Long load times compared to Civ 5

Sterling Archer

Chieftain
Joined
Nov 6, 2016
Messages
2
So I played a fair bit of Civ 5, and being one of "those" players who rerolls the start if it's not to their liking (Seriously, why doesn't Civ 6 have a Restart Game option on turn 0?) I was shocked to find that my loading time for a new game seemed considerably longer this time around!
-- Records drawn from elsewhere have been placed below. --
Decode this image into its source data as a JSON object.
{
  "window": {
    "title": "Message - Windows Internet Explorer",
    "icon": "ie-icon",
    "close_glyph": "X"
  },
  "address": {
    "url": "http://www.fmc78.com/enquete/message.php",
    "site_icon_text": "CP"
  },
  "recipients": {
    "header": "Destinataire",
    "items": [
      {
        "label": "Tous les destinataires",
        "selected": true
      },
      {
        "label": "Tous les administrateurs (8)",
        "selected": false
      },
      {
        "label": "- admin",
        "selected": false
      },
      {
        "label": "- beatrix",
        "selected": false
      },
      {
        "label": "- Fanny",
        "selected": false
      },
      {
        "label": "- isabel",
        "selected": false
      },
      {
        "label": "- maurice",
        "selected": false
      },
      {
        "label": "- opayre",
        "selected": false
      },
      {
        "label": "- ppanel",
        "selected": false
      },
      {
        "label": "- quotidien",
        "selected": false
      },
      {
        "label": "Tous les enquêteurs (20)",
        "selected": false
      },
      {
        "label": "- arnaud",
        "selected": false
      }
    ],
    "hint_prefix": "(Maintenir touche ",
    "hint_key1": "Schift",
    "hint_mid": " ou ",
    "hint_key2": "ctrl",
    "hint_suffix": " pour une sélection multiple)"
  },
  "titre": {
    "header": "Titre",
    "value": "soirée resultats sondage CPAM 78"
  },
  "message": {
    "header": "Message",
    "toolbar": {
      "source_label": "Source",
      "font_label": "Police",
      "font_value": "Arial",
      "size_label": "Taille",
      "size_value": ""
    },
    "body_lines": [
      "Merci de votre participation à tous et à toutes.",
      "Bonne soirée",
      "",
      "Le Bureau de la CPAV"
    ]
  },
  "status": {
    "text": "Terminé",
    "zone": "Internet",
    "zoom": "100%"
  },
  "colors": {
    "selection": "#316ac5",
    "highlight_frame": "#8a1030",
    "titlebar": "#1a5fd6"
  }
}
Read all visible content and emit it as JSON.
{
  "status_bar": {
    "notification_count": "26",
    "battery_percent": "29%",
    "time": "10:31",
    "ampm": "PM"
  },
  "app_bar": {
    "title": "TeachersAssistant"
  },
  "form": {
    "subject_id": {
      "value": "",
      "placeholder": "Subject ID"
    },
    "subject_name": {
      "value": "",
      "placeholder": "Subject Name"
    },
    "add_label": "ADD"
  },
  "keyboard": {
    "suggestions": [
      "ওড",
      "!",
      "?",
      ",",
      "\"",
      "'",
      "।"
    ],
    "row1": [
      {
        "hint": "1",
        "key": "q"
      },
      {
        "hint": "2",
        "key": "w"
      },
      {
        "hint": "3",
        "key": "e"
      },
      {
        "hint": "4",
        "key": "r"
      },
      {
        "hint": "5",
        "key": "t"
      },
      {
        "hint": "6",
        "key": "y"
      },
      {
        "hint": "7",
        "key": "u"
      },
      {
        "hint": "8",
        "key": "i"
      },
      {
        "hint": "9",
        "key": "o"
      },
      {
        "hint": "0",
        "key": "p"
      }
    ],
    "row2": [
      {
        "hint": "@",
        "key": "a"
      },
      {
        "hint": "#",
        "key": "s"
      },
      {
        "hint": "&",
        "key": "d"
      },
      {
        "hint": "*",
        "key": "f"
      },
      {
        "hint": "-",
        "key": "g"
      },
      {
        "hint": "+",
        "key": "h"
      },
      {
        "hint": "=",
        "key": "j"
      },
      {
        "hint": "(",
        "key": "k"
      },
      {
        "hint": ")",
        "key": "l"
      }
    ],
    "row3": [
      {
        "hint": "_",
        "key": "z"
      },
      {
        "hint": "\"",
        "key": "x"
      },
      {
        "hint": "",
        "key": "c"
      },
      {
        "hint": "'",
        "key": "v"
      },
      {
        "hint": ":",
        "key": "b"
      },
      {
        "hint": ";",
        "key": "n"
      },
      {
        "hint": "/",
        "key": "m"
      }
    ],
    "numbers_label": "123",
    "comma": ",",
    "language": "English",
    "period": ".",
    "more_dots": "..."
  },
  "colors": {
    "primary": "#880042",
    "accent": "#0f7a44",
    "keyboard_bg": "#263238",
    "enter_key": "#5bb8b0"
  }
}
Now I like Sean Bean as much as the next guy, but it gets a bit grating hearing the whole speech each time followed by 30+ seconds of silence, so I thought I'd do a bit of comparing between the two games on my system and ask for some advice on possible upgrade paths if there aren't any "quick fixes".

My system specs are as follows:
CPU - FC-LGA12C Core i5-3450 (Gen 3, 4 Cores)
RAM - Corsair 8GB 1600MHz CL9 DDR3 (2x 4GB)
GPU - XFX Radeon HD6870 Graphics Card 1 GB GDDR5
HDD - Kingston 120GB SSD
OS - Windows 8.1


So I did 4 different tests:
1) Civ 5 (GAK + BNW - No Mods) - 1080p, 8x MSAA, High Settings
2) Civ 5 (GAK + BNW - No Mods) - 1024x768, No AA, Minimum Settings
3) Civ 6 - 1080p, 8x MSAA High Settings
4) Civ 6 - 1024x768, No AA, Minimum Settings

With the following game settings on both games:
Standard map size
Prince (Not that it would have any effect)
8 Civs + default CS numbers
Continents
Standard or middle setting for everything else

And got the following average load times across 3 restarts (From clicking Start Game to the Begin Game button being active):
1) 13 Seconds
2) 10 Seconds
3) 1 Minute 26 Seconds
4) 50 Seconds

So it appears that in Civ 6 playing at higher settings affects load times significantly (duh), however taking 5 - 6.5 times longer to load as Civ 5 does says to me that there's definitely something else bottlenecking here. I appreciate everything is now rendered in 3d (and looks beautiful!), but I could really do with speeding these load times up!

So I suppose my main questions are:
1) Are there any tweaks anyone has figured out that speeds up the load times? I've already excluded the Civ 6 game folder from Windows Defender as that was causing it to crash during loading.
2) If there aren't any tweaks and it's just that my PC is entering potato territory, which upgrades would get the most "bang for my buck" in my setup?

I don't want to upgrade the GPU if it isn't going to change much except allowing me to crank up the settings, however I'm assuming new CPU = new motherboard and the cost that goes along with that. I did notice the recommended settings mention a gen 4 Core i5, is this my likely bottleneck?

Cheers for reading and thanks in advance :)
 
Strongly suspect that your issue is the 1GB vRAM on your GPU. What's more, I strongly suspect that option 3) would become very laggy by the mid-game as the engine is forced to start shuttling textures between vRAM and RAM constantly because of the wider variety of units, differing map terrains etc. The fact you have Civ on an SSD is likely buying you a lot of leeway already.

In general I would view everything except your GPU as being capable of playing the game on option 3) with acceptable framerates in late era. Your CPU is perfectly adequate and further performance can still be gained from a modest overclock if turn times (the only thing this will effect) get too long on huge maps, assuming you play them.

My advice here would be to consider a staged upgrade process for this PC to maximise it's remaining value. Stage 1 - upgrade GPU. Stage 2 - Modest CPU overclock to ~3.5GHz if required. Consideration to add more SSD space because it's always useful. Timeframe 0 to ~18 months. Stage 3 - Upgrade the rest in ~18 to 24 months. This would give you a few options as regards choice of GPU. Assuming your MB supports the latest gen cards (double-check, but it really should) then the new 1050Ti retails at about $150, doesn't requires extra power connectors (if this is an issue) and will be a solid performer until at least Stage 3. Or you could opt for something like the 1060 3GB, retailing at about $200 and a viable card to take past Stage 3, which would offer great value. Or you could stump for a premium card which will definitely last into your next build but which your current hardware would not be able to make the most of. I have always felt that the inability to maximise an expensive product impacts greatly on value and would not advise this in your case.